O medo talvez seja o principal fator que agrava os casos de depressão e ansiedade. Medo de perder o emprego, de adoecer ou perder alguém querido. E com as fake news –tema que já discuti aqui–– esse sentimento pode crescer e, por vezes, tomar proporções que são irreais. Combina-se a isso o fato de que muitas pessoas estão distantes de entes queridos, têm a sorte –mas também o desafio– de permanecer em casa 24 horas por dia, assumindo tarefas de uma rotina que antes era muito diferente.
A tecnologia pode encurtar distâncias, garantir presença e acompanhamento e também conforto emocional. E concretamente, o apoio à saúde mental pode se dar por meio de três grandes estratégias: telessaúde, aplicativos para smartphones e mídia social.
Para promover o cuidado aliado às tecnologias, tem sido cada vez mais valorizado o trabalho das "e-mental health", empresas que atuam criando soluções para a saúde mental. Integrante da rede do BrazilLAB, a Psicologia Viva é uma delas. A startup vem atuando na área de telepsicoterapia, consolidando uma rede de psicólogos e profissionais de saúde mental e permitindo o atendimento online de qualquer lugar.
Com a pandemia, as healthtechs também têm se tornado cada vez mais importantes. Elas permitem o teleatendimento, acompanhamento de pacientes e, principalmente, acesso a informações confiáveis, transparentes e de qualidade.
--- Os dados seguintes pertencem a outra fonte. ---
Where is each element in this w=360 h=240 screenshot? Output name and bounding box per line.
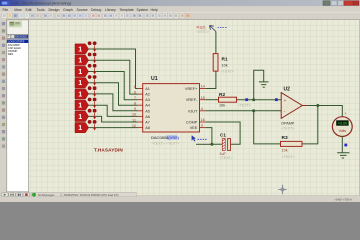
svg-text:1: 1 <box>78 114 82 121</box>
svg-text:No Messages: No Messages <box>38 193 55 197</box>
svg-text:Design: Design <box>49 8 60 12</box>
svg-text:1: 1 <box>78 58 82 65</box>
svg-text:1: 1 <box>78 91 82 98</box>
svg-text:Volts: Volts <box>339 129 347 133</box>
svg-text:Edit: Edit <box>26 8 32 12</box>
svg-text:1: 1 <box>78 80 82 87</box>
svg-text:A1: A1 <box>145 87 150 91</box>
svg-text:<TEXT>: <TEXT> <box>220 156 233 160</box>
svg-text:+: + <box>345 112 347 116</box>
svg-text:A3: A3 <box>145 98 150 102</box>
svg-text:<TEXT>: <TEXT> <box>281 126 294 130</box>
svg-text:COMP: COMP <box>186 121 198 125</box>
svg-text:Source: Source <box>77 8 88 12</box>
svg-text:P: P <box>8 35 10 39</box>
svg-text:OPAMP: OPAMP <box>281 121 295 125</box>
svg-text:<TEXT> <TEXT>: <TEXT> <TEXT> <box>152 142 180 146</box>
svg-text:R1(2): R1(2) <box>197 26 206 30</box>
svg-text:Graph: Graph <box>63 8 73 12</box>
svg-text:A7: A7 <box>145 121 150 125</box>
svg-text:9: 9 <box>134 107 136 111</box>
svg-text:Template: Template <box>120 8 134 12</box>
svg-text:Debug: Debug <box>91 8 101 12</box>
svg-text:A8: A8 <box>145 126 150 130</box>
svg-text:VREF-: VREF- <box>186 98 198 102</box>
svg-text:5: 5 <box>134 85 136 89</box>
svg-text:<TEXT>: <TEXT> <box>221 70 234 74</box>
svg-text:10k: 10k <box>222 63 228 67</box>
svg-text:12: 12 <box>132 124 136 128</box>
svg-text:3: 3 <box>201 124 203 128</box>
svg-text:UA - ISIS Professional (Animat: UA - ISIS Professional (Animating) <box>13 2 72 6</box>
svg-text:Library: Library <box>105 8 116 12</box>
svg-text:U1: U1 <box>151 76 158 82</box>
svg-text:C1: C1 <box>220 132 226 137</box>
svg-text:16: 16 <box>201 118 205 122</box>
svg-text:A2: A2 <box>145 93 150 97</box>
svg-text:1: 1 <box>78 69 82 76</box>
svg-text:U2: U2 <box>284 87 291 93</box>
svg-text:A5: A5 <box>145 109 150 113</box>
svg-text:6: 6 <box>134 90 136 94</box>
svg-text:VREF+: VREF+ <box>185 87 198 91</box>
svg-text:4: 4 <box>201 107 203 111</box>
svg-text:VEE: VEE <box>190 126 198 130</box>
svg-text:Tools: Tools <box>37 8 45 12</box>
svg-text:A6: A6 <box>145 115 150 119</box>
svg-text:10k: 10k <box>219 104 225 108</box>
svg-text:10: 10 <box>132 113 136 117</box>
svg-text:Help: Help <box>151 8 158 12</box>
svg-text:DEVICES: DEVICES <box>15 35 27 39</box>
svg-text:View: View <box>14 8 22 12</box>
svg-text:DAC0808(VSS): DAC0808(VSS) <box>151 135 180 140</box>
svg-text:11: 11 <box>132 118 136 122</box>
svg-text:A4: A4 <box>145 104 150 108</box>
svg-text:System: System <box>137 8 149 12</box>
svg-text:1: 1 <box>78 46 82 53</box>
svg-text:R2: R2 <box>219 92 225 98</box>
svg-text:15: 15 <box>201 96 205 100</box>
svg-text:RES: RES <box>8 52 14 56</box>
svg-text:14: 14 <box>201 85 205 89</box>
svg-text:7: 7 <box>134 96 136 100</box>
svg-text:1: 1 <box>78 103 82 110</box>
svg-text:8: 8 <box>134 102 136 106</box>
svg-text:File: File <box>3 8 9 12</box>
svg-text:LOGICSTATE: LOGICSTATE <box>8 39 25 43</box>
svg-text:T.HASAYDIN: T.HASAYDIN <box>94 148 123 153</box>
svg-text:R1: R1 <box>222 57 228 63</box>
svg-text:10k: 10k <box>282 149 288 153</box>
svg-text:<TEXT>: <TEXT> <box>197 30 210 34</box>
svg-text:<TEXT>: <TEXT> <box>282 155 295 159</box>
svg-text:<TEXT>: <TEXT> <box>238 104 251 108</box>
svg-text:R3: R3 <box>282 135 288 141</box>
svg-text:1: 1 <box>78 125 82 132</box>
svg-text:+1400 +700 th: +1400 +700 th <box>334 197 352 201</box>
svg-text:IOUT: IOUT <box>188 109 198 113</box>
svg-text:+0.00: +0.00 <box>338 122 347 126</box>
svg-text:+: + <box>284 98 287 103</box>
svg-text:ANIMATING: 00:00:04.350000 (C: ANIMATING: 00:00:04.350000 (CPU load 1%) <box>64 193 119 197</box>
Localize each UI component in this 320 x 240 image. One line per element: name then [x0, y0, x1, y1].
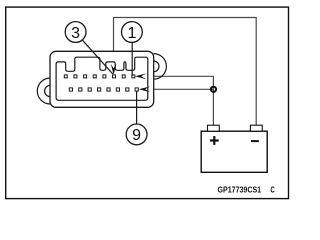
svg-text:3: 3: [71, 25, 80, 42]
right mounting ear: [154, 54, 167, 80]
arrowhead: wire into pin 9 (pointing left): [139, 86, 151, 92]
junction dot: [211, 87, 216, 92]
wire: pin6 to battery negative (up, right, down): [114, 18, 257, 126]
callout line 9 to pin9: [136, 91, 138, 124]
border frame: [6, 7, 289, 199]
wire: pin8 to battery positive (right, down): [136, 76, 213, 125]
bottom row pin d: [98, 88, 101, 91]
svg-text:1: 1: [127, 25, 136, 42]
arrowhead: wire into pin 8 (pointing left): [135, 73, 147, 79]
battery body: [201, 131, 267, 172]
callout line 1 to pin8: [131, 42, 133, 76]
battery positive post: [208, 125, 220, 131]
connector outer housing: [50, 51, 154, 107]
top row pin e: [103, 75, 106, 78]
bottom row pin g: [126, 88, 129, 91]
bottom row pin b: [79, 88, 82, 91]
left mounting ear: [37, 78, 50, 104]
top row pin d: [93, 75, 96, 78]
connector inner outline with castellations: [56, 57, 148, 100]
bottom row pin c: [88, 88, 91, 91]
pin 9 (terminal pointed by callout 9 and battery + lead): [135, 88, 138, 91]
top row pin g: [122, 75, 125, 78]
top row pin a: [64, 75, 67, 78]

São exemplos de healthtechs a Universaúde e UpSaúde, que atuam com serviços de orientação sobre a pandemia, por exemplo, a partir de chats online disponíveis 24 horas por dia.
E há também tecnologias atuando em sintomas específicos que atingem à saúde mental: por exemplo, a insônia –caso da Sleepio–-, a "gestão" do estresse –como promete o aplicativo da Welltory–– e também ajudar pessoas que estão sozinhas durante o isolamento –como a Wysa e sua inteligência artificial.
Um grupo de pessoas está especialmente propenso a males como estresse e depressão: são as pessoas idosas, um dos grupos de risco, e que, por vezes, estão em isolamento social sozinhas em casa. E mesmo que a questão geracional possa ser um desafio para que esse grupo possa utilizar as tecnologias, ela já não é mais uma barreira intransponível.
As redes sociais, os aplicativos de comunicação – como o WhatsApp, por exemplo – têm sido ferramentas fundamentais para garantir a sociabilidade desse grupo. O estado de São Paulo, por exemplo, adaptou um de seus aplicativos e criou o Cérebro Ativo, especificamente para a população idosa: ainda em fase de testes, a ferramenta combina técnicas de gamificação, inteligência artificial e internet das coisas (IoT) para promover o cuidado da saúde mental da população idosa.
Outra iniciativa é o Vizinho do Bem, idealizada pela startup NokNox, e que busca criar uma rede colaborativa conectando pessoas dispostas a ajudar aqueles que precisam de ajuda, por exemplo, para ir ao mercado, farmácia ou para um passeio com o bichinho de estimação. E a Mais Vivida, uma plataforma que reúne voluntários dispostos a apoiar o grupo de pessoas idosas –inclusive, e principalmente, a como navegar no mundo da tecnologia.
Um desejo para o futuro
Um dos principais legados da pandemia talvez seja a atenção com a saúde mental. Nunca o tema foi tão discutido e recebeu tanta atenção, seja de especialistas, mas também do público em geral.
Desejo que esse possa ser um momento de reflexão sobre o autocuidado e a importância da saúde mental –que muitas vezes não recebe a mesma atenção que a física. Mas que também possa servir como uma experiência em que a solidariedade e o interesse coletivo sejam reconhecidos e valorizados.
E mais: os exemplos crescem e mostram como a tecnologia pode nos ajudar a estarmos mais conectados, ainda que distantes. Afinal, uma das lições que a pandemia trouxe é que não estamos ou sairemos desse desafio sozinhos.